If the average human attention span begins to wane after about 5 minutes of listening, it will serve you to learn how to communicate your messages in 2 minute comments. (Of course we can hold our attention for longer-- 6 minutes for a PechaKucha, 18 minutes for a Ted Talk, 2 hours for a movie, and 15 hours for a Netflix binge.)
But, in general, if a message does not include cognitive hooks like danger, sexuality, or humor-- the listener’s attention will wander within a couple of minutes.
It’s best to accept this cognitive benchmark. Sure, you can hack people’s attention, using various methods refined by teachers, entertainers, and marketers… but, in your day to day interactions, it’s best to keep this 2 minute rule in mind.
You may have spent some time crafting a 1 minute message or an “elevator pitch”, hoping to get through to an investor or venture capitalist. Now, imagine if you used that clarity and economy of language in every statement throughout your day!
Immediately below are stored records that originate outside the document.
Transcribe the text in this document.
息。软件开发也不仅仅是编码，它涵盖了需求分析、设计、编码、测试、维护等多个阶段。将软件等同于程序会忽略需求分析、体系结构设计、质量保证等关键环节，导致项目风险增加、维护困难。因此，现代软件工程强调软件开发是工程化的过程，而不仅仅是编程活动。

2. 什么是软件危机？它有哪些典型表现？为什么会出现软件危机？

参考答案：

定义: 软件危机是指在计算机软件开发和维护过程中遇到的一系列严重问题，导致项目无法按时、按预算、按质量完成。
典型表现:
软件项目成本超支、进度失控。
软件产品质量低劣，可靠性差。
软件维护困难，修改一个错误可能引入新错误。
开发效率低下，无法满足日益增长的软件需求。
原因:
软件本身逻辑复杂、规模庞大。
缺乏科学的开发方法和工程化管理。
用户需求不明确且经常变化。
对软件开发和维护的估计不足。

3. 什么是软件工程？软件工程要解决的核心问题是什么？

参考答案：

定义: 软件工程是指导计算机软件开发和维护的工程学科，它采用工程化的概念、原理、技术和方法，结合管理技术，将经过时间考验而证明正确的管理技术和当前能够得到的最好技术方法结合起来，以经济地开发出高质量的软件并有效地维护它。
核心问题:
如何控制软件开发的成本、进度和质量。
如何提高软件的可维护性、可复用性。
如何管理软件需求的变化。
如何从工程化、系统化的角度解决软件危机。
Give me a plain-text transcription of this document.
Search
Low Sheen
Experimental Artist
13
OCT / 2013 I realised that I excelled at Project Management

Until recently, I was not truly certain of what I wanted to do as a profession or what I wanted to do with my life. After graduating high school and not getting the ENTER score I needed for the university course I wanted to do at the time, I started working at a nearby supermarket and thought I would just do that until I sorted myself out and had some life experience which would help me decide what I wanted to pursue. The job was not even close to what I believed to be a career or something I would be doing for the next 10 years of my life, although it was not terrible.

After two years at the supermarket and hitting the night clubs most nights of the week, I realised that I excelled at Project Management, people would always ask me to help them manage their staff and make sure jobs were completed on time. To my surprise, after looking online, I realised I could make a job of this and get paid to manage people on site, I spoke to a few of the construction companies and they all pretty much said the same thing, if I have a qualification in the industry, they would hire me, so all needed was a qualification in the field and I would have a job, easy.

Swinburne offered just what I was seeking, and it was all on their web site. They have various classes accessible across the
Take this article for example. Using an elevator pitch formula, I’ll encapsulate this article into two sentences:
“Teachers, researchers, and marketers have found that people tune out verbal information after a couple of minutes. Because of this, it is beneficial to practice the art of communicating in clear statements, less than two minutes long.”
This is not to say that you limit all your human communications to brief, rapid-fire statements… This two minute guideline is a tool for more effective dialogue. Despite your occasional desire to rant or lecture, it's important to realize that your message will be better received if you chunk it up into segments.
According to the National Training Laboratories, people retain less than 10% of what they hear in a lecture, yet, when engaged in discussion, people retain approximately 50% of the information. Appreciating this, you can use the two minute rule to help yourself avoid lecturing while improving your ability to engage others in discussion.
Even better: If you understand that people’s retention rate exceeds 90% when they are given the opportunity to teach, you can use the two minute rule to facilitate other people in the act of teaching you. In doing this, you invert the ineffective communication method of lecture and create a mutually beneficial learning experience which improves the attention and retention of all people involved.
The best teachers, are those who empower students to teach as they learn.